Il se figea, pris d’un doute insidieux. Il s’approcha du onzième compagnon et ôta son heaume, faisant cascader sur ses épaules une épaisse chevelure brune.
- Amé ? s’étrangla-t-il alors que ses hommes se mettaient à rire plus ou moins discrètement.
- Mon commandant ? Mon capitaine ? hasarda-t-elle avec un petit sourire malin. Nous n’attendions plus que vous.
- Qu’est-ce que tu fais là ? gronda-t-il aberré.
- Je ne pouvais pas rester au château, mon père commençait déjà à tenter de me marier. C’est ici que je dois être, à tes côtés, affirma-t-elle avec aplomb.
- Mais tu…
Il sentit, pesant, le regard de ses hommes sur lui alors il prit Amélie par le bras et l’entraina à l’écart.
- Amé... soupira-t-il.
Il aurait dû lui dire de repartir, mais les mots ne franchissaient pas ses lèvres.
- Est-ce que… tu vas me repousser ?
- Est-ce que tu as conscience de ce qu’on va faire ? éluda-t-il. Nous partons en plein territoire ennemi. Il va falloir se battre.
- Je sais, répondit-elle. Je ne suis pas la meilleure des guerrières. Clad et toi êtes mes seuls professeurs, mais je saurai me rendre utile. Je ne suis pas venue ici à la légère.
- Clad ? fronça-t-il.
- Il est maitre d’armes, rappela-t-elle.
- Ça je le sais, fit-il en levant les yeux au ciel. Ce que je te demande c’est à quelle occasion Clad t’a donné des leçons ?
- J’ai voyagé avec lui, il m’a aidé à venir, répondit-elle. Oui, il sait pour la soubrette du bateau… et l’île.
Adam secoua la tête, atterré, puis poussa un profond soupir.
- Tu es impossible…
Finalement, il ne put s’empêcher de laisser son sourire fleurir sur son visage. Il se pencha sur elle et la serra fort contre lui.
- Tu m’as manqué, murmura-t-il. Je suis content que tu sois là.
Soulagée, elle répondit à son étreinte.
- J’avais tellement peur que tu me repousses, murmura-t-elle. Je ne veux pas que tu crois que je n’ai pas confiance en toi.
Adam se redressa pour fusiller du regard ses hommes qui applaudissaient.
- Nous sommes bien d’accord sur le fait que ça ne change rien, n’est-ce pas ? Tu viens parce que tu penses que tu peux être utile à notre quête. Pas pour qu’on s’enfuie tous les deux.

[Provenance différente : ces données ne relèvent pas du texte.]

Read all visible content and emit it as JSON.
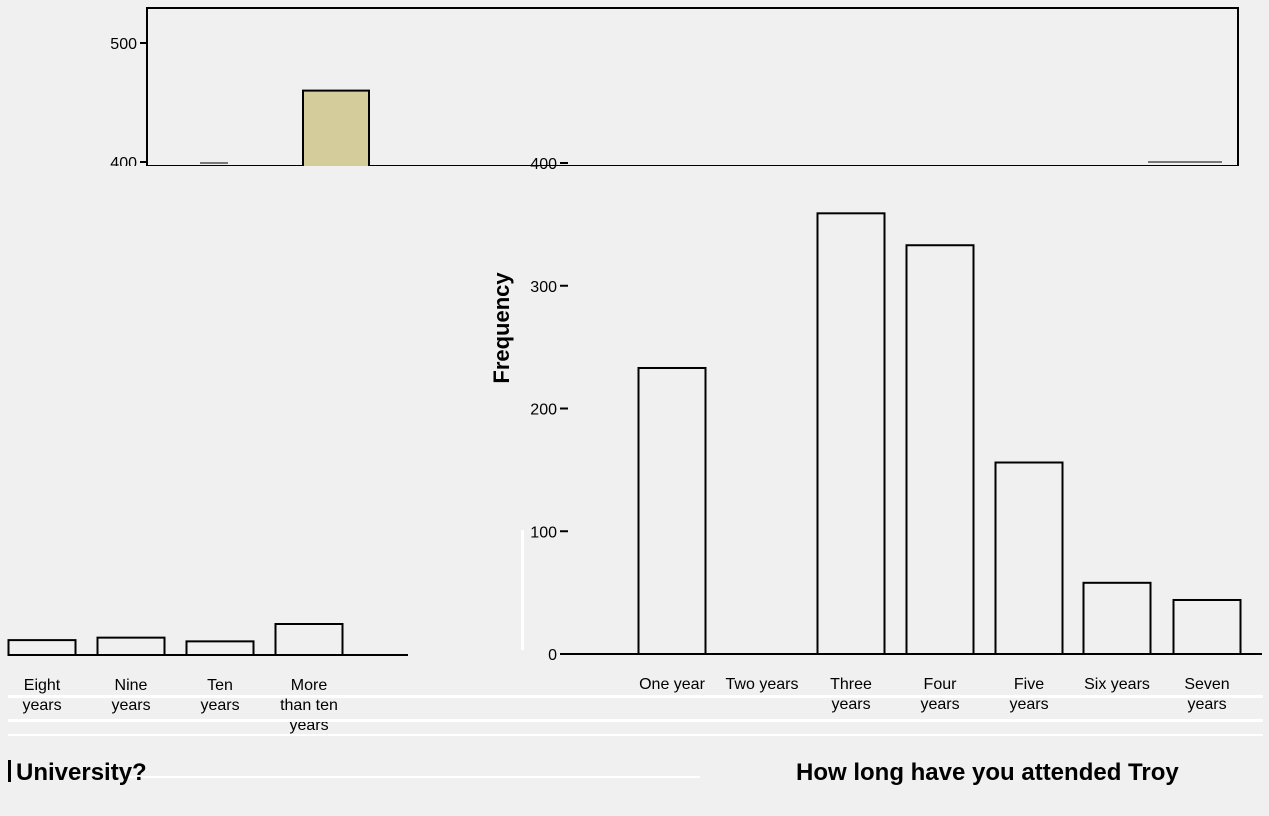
{
  "colors": {
    "background": "#f0f0f0",
    "plot_background": "#f0f0f0",
    "bar_fill_back": "#d4cc9a",
    "bar_fill_front": "#f0f0f0",
    "bar_stroke": "#000000"
  },
  "chart_data": [
    {
      "type": "bar",
      "title": "How long have you attended Troy",
      "ylabel": "Frequency",
      "xlabel": "",
      "ylim": [
        0,
        400
      ],
      "yticks": [
        0,
        100,
        200,
        300,
        400
      ],
      "categories": [
        "One year",
        "Two years",
        "Three years",
        "Four years",
        "Five years",
        "Six years",
        "Seven years"
      ],
      "values": [
        233,
        0,
        359,
        333,
        156,
        58,
        44
      ],
      "grid": false
    },
    {
      "type": "bar",
      "title": "University?",
      "ylabel": "",
      "xlabel": "",
      "ylim": [
        0,
        500
      ],
      "yticks": [
        400,
        500
      ],
      "categories": [
        "Eight years",
        "Nine years",
        "Ten years",
        "More than ten years"
      ],
      "values": [
        12,
        14,
        11,
        25
      ],
      "partial_values": [
        460
      ],
      "grid": false
    }
  ]
}
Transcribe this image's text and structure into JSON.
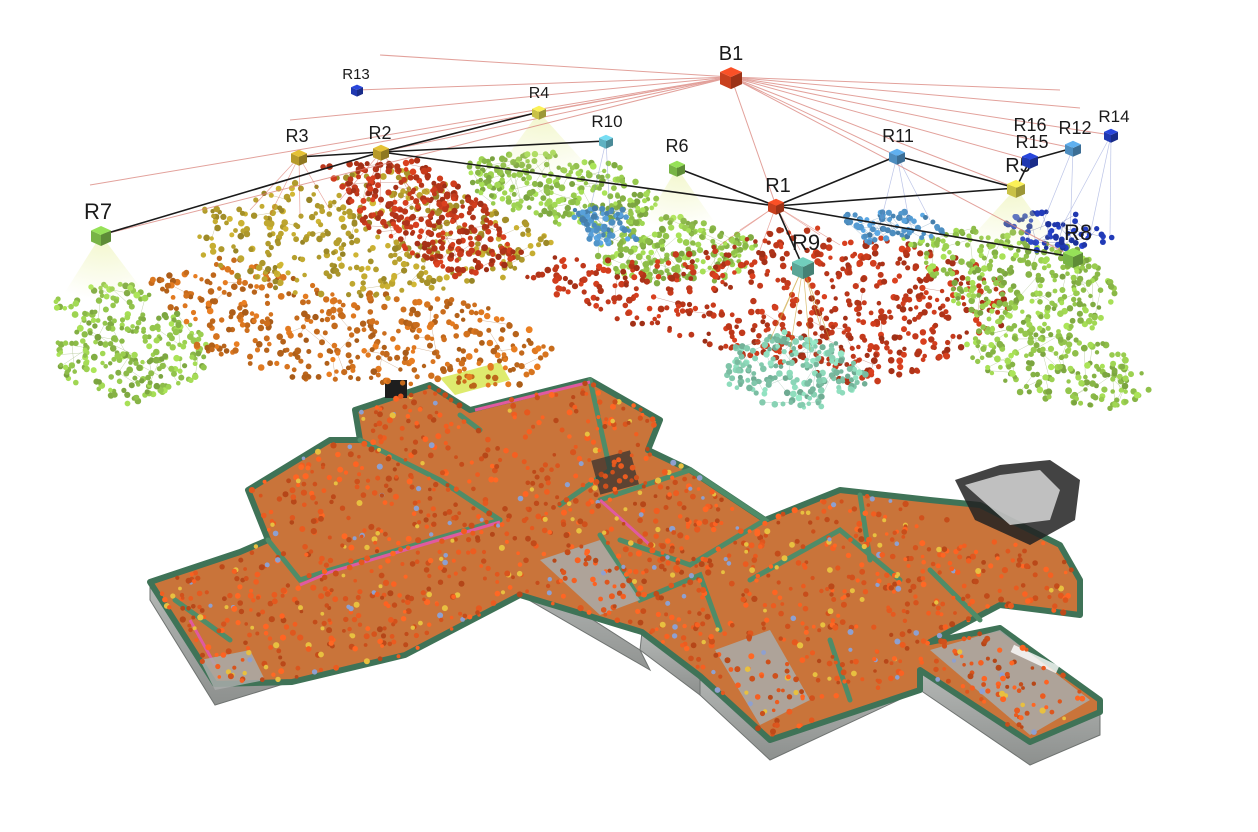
{
  "colors": {
    "building": "#c8401e",
    "room_olive": "#b79a2a",
    "room_khaki": "#c9c146",
    "room_green": "#78b446",
    "room_teal": "#5aa596",
    "room_steel": "#4d8dbf",
    "room_cyan": "#5fb1c2",
    "room_blue": "#2038b0",
    "place_red": "#b8361a",
    "place_orange": "#c46a1c",
    "place_yellow": "#b09a2c",
    "place_green": "#8fbf4a",
    "place_mint": "#7fc4a8",
    "edge_building": "#d9827a",
    "edge_room": "#1a1a1a",
    "floor_wall": "#4f8c68",
    "floor_ground": "#a9acaa",
    "floor_marker": "#e0571e"
  },
  "hierarchy": {
    "building": {
      "id": "B1",
      "label": "B1"
    },
    "rooms": [
      {
        "id": "R1",
        "label": "R1",
        "color": "room_orange"
      },
      {
        "id": "R2",
        "label": "R2",
        "color": "room_olive"
      },
      {
        "id": "R3",
        "label": "R3",
        "color": "room_olive"
      },
      {
        "id": "R4",
        "label": "R4",
        "color": "room_khaki"
      },
      {
        "id": "R5",
        "label": "R5",
        "color": "room_khaki"
      },
      {
        "id": "R6",
        "label": "R6",
        "color": "room_green"
      },
      {
        "id": "R7",
        "label": "R7",
        "color": "room_green"
      },
      {
        "id": "R8",
        "label": "R8",
        "color": "room_green"
      },
      {
        "id": "R9",
        "label": "R9",
        "color": "room_teal"
      },
      {
        "id": "R10",
        "label": "R10",
        "color": "room_cyan"
      },
      {
        "id": "R11",
        "label": "R11",
        "color": "room_steel"
      },
      {
        "id": "R12",
        "label": "R12",
        "color": "room_steel"
      },
      {
        "id": "R13",
        "label": "R13",
        "color": "room_blue"
      },
      {
        "id": "R14",
        "label": "R14",
        "color": "room_blue"
      },
      {
        "id": "R15",
        "label": "R15",
        "color": "room_blue"
      },
      {
        "id": "R16",
        "label": "R16",
        "color": "room_khaki"
      }
    ],
    "room_adjacency": [
      [
        "R7",
        "R2"
      ],
      [
        "R2",
        "R3"
      ],
      [
        "R2",
        "R4"
      ],
      [
        "R2",
        "R10"
      ],
      [
        "R2",
        "R1"
      ],
      [
        "R6",
        "R1"
      ],
      [
        "R1",
        "R11"
      ],
      [
        "R1",
        "R5"
      ],
      [
        "R11",
        "R5"
      ],
      [
        "R5",
        "R15"
      ],
      [
        "R15",
        "R12"
      ],
      [
        "R1",
        "R8"
      ],
      [
        "R1",
        "R9"
      ]
    ]
  }
}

- Évidemment ! s’offusqua-t-elle.
- Bien, alors il n’y a pas de raison que je me sente blessé.
Il l’embrassa tendrement, puis murmura.
- Je t’aime, ma promise. Mais si tu viens, je ne peux pas te promettre d’être patient…
Elle frissonna.
- C’est dommage, moi non plus, répondit-elle.
Il lui sourit puis la relâcha.
- Ton père va me tuer, souffla-t-il. C’est commandant, ajouta-t-il un ton plus haut en revenant vers ses hommes. Et à compter de maintenant, j’exige que tu m’obéisses en tout point à l’égal du reste de mes hommes. Et j’espère que tu as une tenue plus appropriée. Messieurs, la difficulté de notre mission vient de monter d’un cran. Vous avez tous reconnu votre princesse, et puisque vous avez soutenu sa supercherie vous serez en responsables de sa protection. Elle nous rejoint pour contrebalancer votre ignorance déplorable en tant que diplomate et experte en plante, pas guerrière. Je ne veux jamais la voir en danger. Est-ce clair ?
- Oui commandant, répondirent-ils d’une même voix avec plus ou moins de sérieux.
- Parfait. Dans ce cas, nous sommes partis. À nous la gloire, mes amis.